Its another emo night that began just like any other emo night, with me sitting in front of my macbook in my room, with the lights turned off, and with emo music playing on my itunes playlist. For some reason or another, my emoness strikes when I least expects it too, and my mood swings from being upbeat and chirpy to being slightly depressed and all contemplative. I don’t mind being contemplative at times, but when contemplativeness turns my thoughts to the past, and starts raking up regrets, reopening old scars and wounds, I start to sink back down into the sinkhole from which I emerged from not too long ago.
I’ve made so many decisions in my life, so many choices and so many crossroads to choose from, and amongst them, I’ve made many a wrong decision. A wrong word along the way, a word decision to do or not to do, that in one way or another, changed the course of my life for better, but mostly, for worse. Decisions that left impacts in my left, both physical and emotional, and that altered the way I’d ever view certain things in life.
Charlotte’s gonna nag at me to stop being emo and start blogging the way I usually blog, to entertain her and everybody who reads my blog (anonymously, no doubt), to not be an emo-wuss, an emonemo and suck it up. Peh’s gonna tell me to “Just suck it up”, and I know of more than one person who’d love to tell me to wake up and stop wallowing in self-pity. But hey, its my life, and this is the way I’d like to reminisce and look back upon old memories.
I’ve let so many people down, and again, I’m at a loss. I don’t even know where to start or who to start apologising to. I’ve let people who thought I could’ve gotten my single chocolate bar down. It doesn’t matter if I know that I could’ve gotten it, or that I deserve it, or that I was so close to getting it. The mere fact still remains that I failed to get it. I failed to march past the grandstand in my ceremonial number 1 uniform, and I failed to slow march out to the tune of Auld Lang Syne, to get the bar and to march back to the strains of the OCS School Song.
The funny thing’s that my dream kinda died along with my spirit to fight on or do my best after that. I never did tell many people about it, but I did intend to make it my career.

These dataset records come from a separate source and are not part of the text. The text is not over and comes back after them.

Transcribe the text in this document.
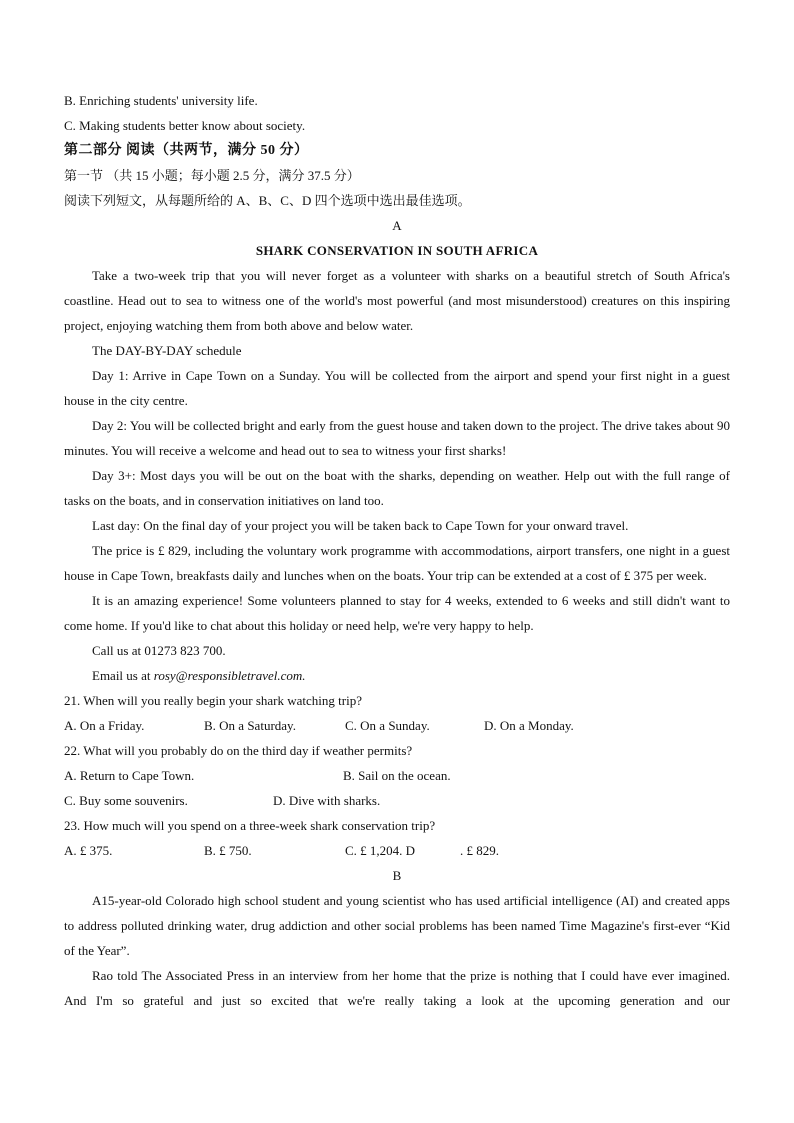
B. Enriching students' university life.
C. Making students better know about society.
第二部分 阅读（共两节，满分 50 分）
第一节 （共 15 小题；每小题 2.5 分，满分 37.5 分）
阅读下列短文，从每题所给的 A、B、C、D 四个选项中选出最佳选项。
A
SHARK CONSERVATION IN SOUTH AFRICA
Take a two-week trip that you will never forget as a volunteer with sharks on a beautiful stretch of South Africa's coastline. Head out to sea to witness one of the world's most powerful (and most misunderstood) creatures on this inspiring project, enjoying watching them from both above and below water.
The DAY-BY-DAY schedule
Day 1: Arrive in Cape Town on a Sunday. You will be collected from the airport and spend your first night in a guest house in the city centre.
Day 2: You will be collected bright and early from the guest house and taken down to the project. The drive takes about 90 minutes. You will receive a welcome and head out to sea to witness your first sharks!
Day 3+: Most days you will be out on the boat with the sharks, depending on weather. Help out with the full range of tasks on the boats, and in conservation initiatives on land too.
Last day: On the final day of your project you will be taken back to Cape Town for your onward travel.
The price is £ 829, including the voluntary work programme with accommodations, airport transfers, one night in a guest house in Cape Town, breakfasts daily and lunches when on the boats. Your trip can be extended at a cost of £ 375 per week.
It is an amazing experience! Some volunteers planned to stay for 4 weeks, extended to 6 weeks and still didn't want to come home. If you'd like to chat about this holiday or need help, we're very happy to help.
Call us at 01273 823 700.
Email us at rosy@responsibletravel.com.
21. When will you really begin your shark watching trip?
A. On a Friday.	B. On a Saturday.	C. On a Sunday.	D. On a Monday.
22. What will you probably do on the third day if weather permits?
A. Return to Cape Town.	B. Sail on the ocean.
C. Buy some souvenirs.	D. Dive with sharks.
23. How much will you spend on a three-week shark conservation trip?
A. £ 375.	B. £ 750.	C. £ 1,204. D	. £ 829.
B
A15-year-old Colorado high school student and young scientist who has used artificial intelligence (AI) and created apps to address polluted drinking water, drug addiction and other social problems has been named Time Magazine's first-ever “Kid of the Year”.
Rao told The Associated Press in an interview from her home that the prize is nothing that I could have ever imagined. And I'm so grateful and just so excited that we're really taking a look at the upcoming generation and our
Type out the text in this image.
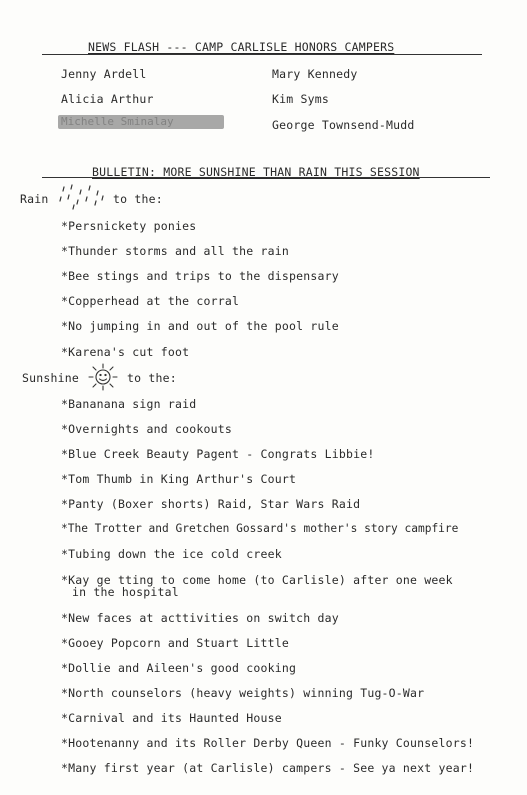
NEWS FLASH --- CAMP CARLISLE HONORS CAMPERS
Jenny Ardell
Alicia Arthur
Michelle Sminalay
Mary Kennedy
Kim Syms
George Townsend-Mudd
BULLETIN: MORE SUNSHINE THAN RAIN THIS SESSION
Rain	to the:
*Persnickety ponies
*Thunder storms and all the rain
*Bee stings and trips to the dispensary
*Copperhead at the corral
*No jumping in and out of the pool rule
*Karena's cut foot
Sunshine	to the:
*Bananana sign raid
*Overnights and cookouts
*Blue Creek Beauty Pagent - Congrats Libbie!
*Tom Thumb in King Arthur's Court
*Panty (Boxer shorts) Raid, Star Wars Raid
*The Trotter and Gretchen Gossard's mother's story campfire
*Tubing down the ice cold creek
*Kay ge tting to come home (to Carlisle) after one week
in the hospital
*New faces at acttivities on switch day
*Gooey Popcorn and Stuart Little
*Dollie and Aileen's good cooking
*North counselors (heavy weights) winning Tug-O-War
*Carnival and its Haunted House
*Hootenanny and its Roller Derby Queen - Funky Counselors!
*Many first year (at Carlisle) campers - See ya next year!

It is a leadership position, and I still believe that my forte’s in leadership positions. People say I’m arrogant, that I’m cocky and that ultimately I’m useless as a leader, but I don’t really give a rat’s ass about it. Because leadership doesn’t mean I have to do things that make others happy. Being a leader does not mean conforming to every whim and request of every single individual to please them all. Leadership means doing things that you deem fit, you, being the leader of the pack, the alpha male. Leadership means doing things to make other things possible. Well, now that one career path just vanished, I guess its back to the drawing board for more career paths.
I’ve let people who’ve loved me down. People who loved me unconditionally, who were there for me in my darkest moments and my lowest points in life. People who’d give their all for me. I’ve let them down. It doesn’t matter that I’m sorry for what I’ve done now, or that I’m regretting my actions. The mere fact still remains that what’s done cannot be undone and wounds that’re inflicted cannot be uninflicted, or that scars that exist cannot be removed. I’m sorry.
What’s funny’s that I’ve tried to fix others all my life as well. I’ve listened to more than one person tell me about their life problems, both in school and during my NS liability. I’ve provided more advice for others than I ever did for myself. People tell me I’m a good listener, and that I’m an entertainer. People tell me that they’re thankful that I was always there for them when they needed someone, and that they were grateful to me for providing that much needed bit of humour, no matter how dry or lame, in their lives at the most crucial moment. I do that with unconditionally, that’s for sure. But I’ve always wondered who’ll be there for me, to be my listener and entertainer, to provide me with some dry humour in my most crucial and darkest points in life. I thought I found it once, but a brief stint in Brunei proved otherwise. I thought I found it again, but again, certain mitigating factors proved otherwise.
and the tears come streaming down your face
when you lose something you can’t replace
when you love some one but it goes to waste
could it be worse?
Yes it can be worse, yes it definitely can.